Best wishes for your son. I'm sure he'll be fine. I think it's important for all of us to separate what we may have been taught vs what we can come to believe. What our values are aside from a 'religious' tag but to not throw out the pursuit of a spiritual ritual. We do need something 'more'.
Anonymous said…
First, I hope your son is well soon and will be holding him in my heart.

And second, I so agree. It's not the words we wrap around the path, but the path itself. How do you live? How do you treat others and the earth? What brings you solace and joy? In fact, I touched (but less seriously) on this topic myself today.

[word verification: "surge"]
Neil said…
I'm hoping your son is getting better.
Anonymous said…
Tell your son that a random guy who leaves comments on your blog truly hopes he feels btter soon.
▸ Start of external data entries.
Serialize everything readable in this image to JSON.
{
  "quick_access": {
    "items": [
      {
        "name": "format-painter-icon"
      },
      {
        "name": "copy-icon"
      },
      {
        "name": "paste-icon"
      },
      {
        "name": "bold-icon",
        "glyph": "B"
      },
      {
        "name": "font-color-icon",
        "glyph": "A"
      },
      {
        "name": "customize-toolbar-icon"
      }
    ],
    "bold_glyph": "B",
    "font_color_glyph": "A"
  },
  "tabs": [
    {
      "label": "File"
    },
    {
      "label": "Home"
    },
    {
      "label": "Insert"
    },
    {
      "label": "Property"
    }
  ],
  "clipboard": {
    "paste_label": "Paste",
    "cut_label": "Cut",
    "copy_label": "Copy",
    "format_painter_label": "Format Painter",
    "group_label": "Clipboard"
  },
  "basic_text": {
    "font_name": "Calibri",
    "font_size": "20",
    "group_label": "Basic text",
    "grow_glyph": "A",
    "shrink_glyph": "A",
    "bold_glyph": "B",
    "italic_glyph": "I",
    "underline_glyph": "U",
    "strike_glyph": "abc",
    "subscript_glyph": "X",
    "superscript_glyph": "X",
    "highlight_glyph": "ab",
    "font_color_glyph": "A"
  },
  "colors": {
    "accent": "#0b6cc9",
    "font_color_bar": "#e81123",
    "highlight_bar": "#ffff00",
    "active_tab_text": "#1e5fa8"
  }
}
Yeah, my faith ebbs and flows like the tides on a mystical beach. But it's my faith that lets me know that my occasional uncertainty is ok.
Shiona said…
I am on and off about religion. The one my family practices is one I cannot relate to. That being said I am going to be looking into this more.
Miriam said…
Liz

I am just now reading about your son. I hope everything is okay and he'll get well soon.
Liz Dwyer said…
Sorry I'm so slacking on replying to comments. I've just been so consumed with trying to get my little guy better that I've been sort of MIA in all my on-line worlds. Please do know I still love reading your comments, even if I can't reply with the detail I'd like.
Jen said…
Faith can be very grounding. Religion can often be very divisive. I'm so in awe of folks who find things that truly work for them. I'm not in that category.